Doch nun zeigt der handschriftliche Plan klar Philipps Urheberschaft. Sogar die bei der Überarbeitung des Kurhausplatzes vor vier Jahren wieder aufgebaute Steinmauer zwischen Platz und Park entspringt einer Idee von Siesmayer. Nicht eingezeichnet ist der Teich vor dem Kurhaus; dieser wurde erst wenige Jahren nach der Anlage des Park gebaut. Deutlich erkennbar ist das „Kriegerdenkmal“, für das 1934 ein Künstlerwettbewerb ausgeschrieben wurde.

Strenge Wegeführung

Eine Sichtachse führt von dort zur Kurhaustreppe, doch das allein reicht nicht. Verschwunden ist der flankierende Baumbestand, der die Perspektive einfasst. Auch die Pappelallee gibt es schon seit den 1970ern nicht mehr, das Gehölz war damals als unfallträchtig gefällt worden.

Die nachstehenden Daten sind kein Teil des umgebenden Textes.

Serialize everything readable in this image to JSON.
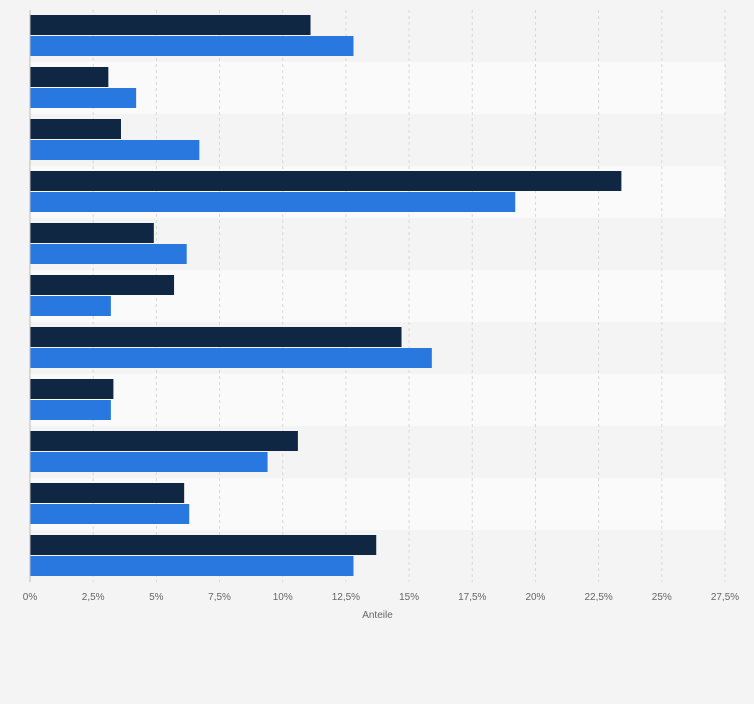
{
  "colors": {
    "page_bg": "#f4f4f4",
    "band_a": "#f4f4f4",
    "band_b": "#fafafa",
    "grid": "#d8d8d8",
    "axis": "#bdbdbd",
    "tick_text": "#666666"
  },
  "chart_data": {
    "type": "bar",
    "orientation": "horizontal",
    "categories": [
      "",
      "",
      "",
      "",
      "",
      "",
      "",
      "",
      "",
      "",
      ""
    ],
    "series": [
      {
        "color": "#0f2742",
        "values": [
          11.1,
          3.1,
          3.6,
          23.4,
          4.9,
          5.7,
          14.7,
          3.3,
          10.6,
          6.1,
          13.7
        ]
      },
      {
        "color": "#2878e0",
        "values": [
          12.8,
          4.2,
          6.7,
          19.2,
          6.2,
          3.2,
          15.9,
          3.2,
          9.4,
          6.3,
          12.8
        ]
      }
    ],
    "xlim": [
      0,
      27.5
    ],
    "xticks": [
      0,
      2.5,
      5,
      7.5,
      10,
      12.5,
      15,
      17.5,
      20,
      22.5,
      25,
      27.5
    ],
    "xtick_labels": [
      "0%",
      "2,5%",
      "5%",
      "7,5%",
      "10%",
      "12,5%",
      "15%",
      "17,5%",
      "20%",
      "22,5%",
      "25%",
      "27,5%"
    ],
    "xlabel": "Anteile",
    "ylabel": "",
    "title": "",
    "grid": true,
    "grid_style": "dashed-vertical",
    "legend": "none"
  }
}
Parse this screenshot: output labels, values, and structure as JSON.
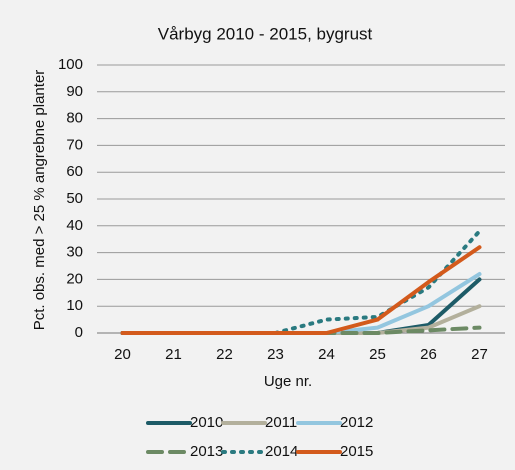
{
  "chart_data": {
    "type": "line",
    "title": "Vårbyg 2010 - 2015, bygrust",
    "x_label": "Uge nr.",
    "y_label": "Pct. obs. med > 25 % angrebne planter",
    "categories": [
      20,
      21,
      22,
      23,
      24,
      25,
      26,
      27
    ],
    "series": [
      {
        "name": "2010",
        "color": "#1d5b67",
        "dash": "solid",
        "values": [
          0,
          0,
          0,
          0,
          0,
          0,
          3,
          20
        ]
      },
      {
        "name": "2011",
        "color": "#b3b09c",
        "dash": "solid",
        "values": [
          0,
          0,
          0,
          0,
          0,
          0,
          2,
          10
        ]
      },
      {
        "name": "2012",
        "color": "#93c6df",
        "dash": "solid",
        "values": [
          0,
          0,
          0,
          0,
          0,
          2,
          10,
          22
        ]
      },
      {
        "name": "2013",
        "color": "#6c8a64",
        "dash": "dashed",
        "values": [
          0,
          0,
          0,
          0,
          0,
          0,
          1,
          2
        ]
      },
      {
        "name": "2014",
        "color": "#2a7a80",
        "dash": "dotted",
        "values": [
          0,
          0,
          0,
          0,
          5,
          6,
          17,
          38
        ]
      },
      {
        "name": "2015",
        "color": "#d35a1c",
        "dash": "solid",
        "values": [
          0,
          0,
          0,
          0,
          0,
          5,
          19,
          32
        ]
      }
    ],
    "ylim": [
      0,
      100
    ],
    "yticks": [
      0,
      10,
      20,
      30,
      40,
      50,
      60,
      70,
      80,
      90,
      100
    ],
    "grid": true,
    "legend": "bottom"
  }
}
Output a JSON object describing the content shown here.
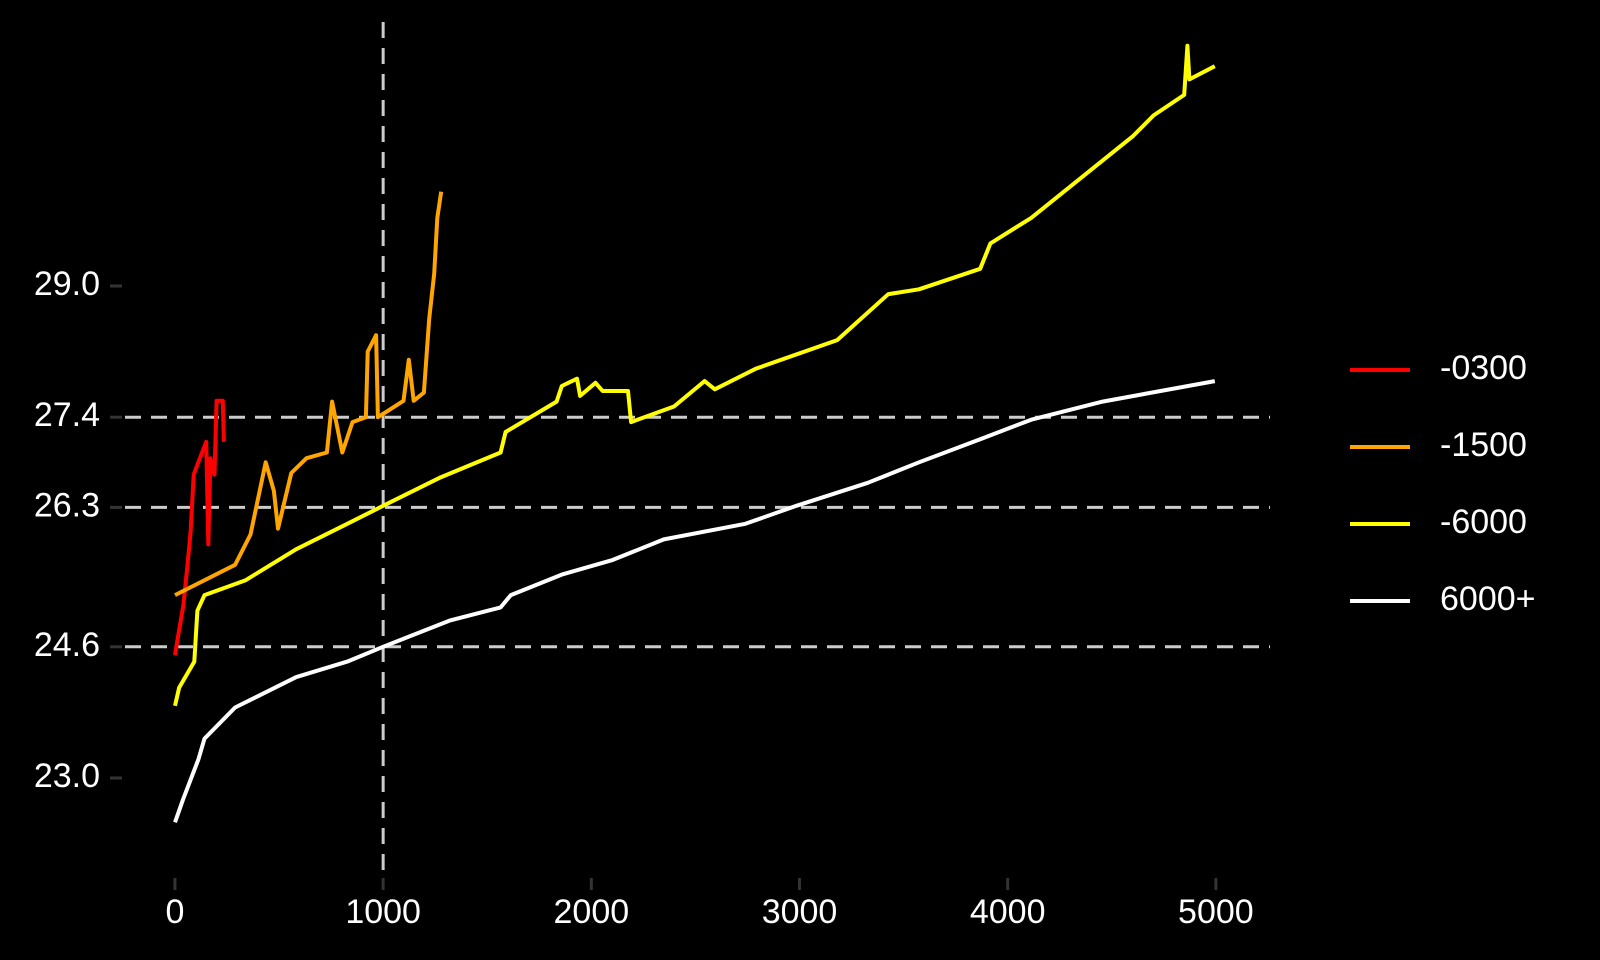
{
  "chart_data": {
    "type": "line",
    "xlim": [
      -240,
      5260
    ],
    "ylim": [
      22.0,
      32.0
    ],
    "xticks": [
      0,
      1000,
      2000,
      3000,
      4000,
      5000
    ],
    "yticks": [
      {
        "value": 23.0,
        "label": "23.0"
      },
      24.6,
      26.3,
      27.4,
      {
        "value": 29.0,
        "label": "29.0"
      }
    ],
    "hlines": [
      24.6,
      26.3,
      27.4
    ],
    "vlines": [
      1000
    ],
    "reference_line_color": "#cccccc",
    "legend": "right",
    "series": [
      {
        "name": "-0300",
        "color": "#ff0000",
        "x": [
          0,
          15,
          40,
          60,
          75,
          90,
          120,
          150,
          160,
          170,
          190,
          200,
          230,
          235
        ],
        "values": [
          24.5,
          24.73,
          25.1,
          25.6,
          26.0,
          26.7,
          26.9,
          27.1,
          25.85,
          26.9,
          26.7,
          27.6,
          27.6,
          27.1
        ]
      },
      {
        "name": "-1500",
        "color": "#ffa500",
        "x": [
          0,
          289,
          363,
          436,
          475,
          495,
          559,
          632,
          730,
          755,
          804,
          853,
          917,
          926,
          966,
          975,
          1098,
          1123,
          1147,
          1196,
          1221,
          1245,
          1260,
          1279
        ],
        "values": [
          25.23,
          25.6,
          25.97,
          26.85,
          26.5,
          26.04,
          26.72,
          26.9,
          26.97,
          27.59,
          26.97,
          27.34,
          27.4,
          28.2,
          28.4,
          27.4,
          27.6,
          28.1,
          27.6,
          27.7,
          28.6,
          29.15,
          29.83,
          30.15
        ]
      },
      {
        "name": "-6000",
        "color": "#ffff00",
        "x": [
          0,
          20,
          93,
          108,
          142,
          338,
          583,
          828,
          1000,
          1270,
          1564,
          1588,
          1833,
          1858,
          1931,
          1946,
          2020,
          2054,
          2176,
          2191,
          2397,
          2544,
          2593,
          2789,
          3181,
          3426,
          3574,
          3868,
          3917,
          4113,
          4358,
          4603,
          4701,
          4848,
          4863,
          4873,
          4995
        ],
        "values": [
          23.88,
          24.1,
          24.42,
          25.04,
          25.23,
          25.41,
          25.79,
          26.1,
          26.32,
          26.66,
          26.97,
          27.22,
          27.59,
          27.78,
          27.87,
          27.66,
          27.82,
          27.72,
          27.72,
          27.34,
          27.53,
          27.84,
          27.74,
          27.99,
          28.34,
          28.9,
          28.96,
          29.21,
          29.52,
          29.83,
          30.33,
          30.83,
          31.08,
          31.33,
          31.93,
          31.52,
          31.68
        ]
      },
      {
        "name": "6000+",
        "color": "#ffffff",
        "x": [
          0,
          39,
          113,
          142,
          289,
          583,
          828,
          1000,
          1319,
          1564,
          1613,
          1858,
          2103,
          2348,
          2740,
          2985,
          3328,
          3574,
          3868,
          4113,
          4456,
          4995
        ],
        "values": [
          22.46,
          22.74,
          23.23,
          23.48,
          23.86,
          24.23,
          24.42,
          24.6,
          24.92,
          25.08,
          25.23,
          25.48,
          25.66,
          25.91,
          26.1,
          26.32,
          26.6,
          26.85,
          27.13,
          27.37,
          27.59,
          27.84
        ]
      }
    ]
  }
}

In Siesmayers Plan erkennbar sind für Kunzmann die strenge Wegeführung in halbrunden Strecken, Alleen, ein kleiner Rosenpark neben dem Kurhaus und eine ebenfalls mit halbrundem Weg eingefasste Verweilzone, die heute „wild verwachsen“ aussieht, mit Sitzbänken und dem Ginkgo, der 1990 von der Bahai’i-Gemeinde als „Friedensbaum“ gesetzt worden ist, aber gar nicht zur Park-Vegetation passe, moniert Kunzmann. An dieser Stelle könne er sich, wenn der Kurpark für den Hessentag vorbereitet werde, auch einen „Erinnerungspunkt“ für die Siesmayers vorstellen. Bislang gibt es keinerlei Hinweise auf die Gartenkünstler. Der Kurpark soll, so heißt es in der Hessentagsbewerbung, zwischen Ehrenmal und Kurhaus aufgewertet werden, damit die Kurparkeigenschaft noch besser hervorgehoben und das Profil geschärft wird.

Zum einen ist eine komplette Wegesanierung in Form eines schwerlastfähigen, aber optisch einer Kiesfläche ähnelnden Aufbaus geplant, zum anderen müssen die Randflächen in einen ansprechenden Zustand versetzt werden. Darüber hinaus sollen gestalterische Akzente aus den ursprünglichen Planungen anhand der Originalpläne von Phillip Siesmayer bei der Planung berücksichtigt werden.

Auch an die Siesmayer’sche Baumschule könne erinnert werden, regt Kunzmann an. Dafür eigne sich die Parkanlage längs des Berkersheimer Wegs. Doch das ist noch Zukunftsmusik, denn mit der Hessentagsausrichtung 2020 und des Kurhaus-Umbaus wird es weitere massive Eingriffe in die Gestaltung des Kurparks geben: Der City-Parkplatz wird wieder begrünt. Das Hallenbad wird abgerissen – mitsamt dem Spielplatz nebenan.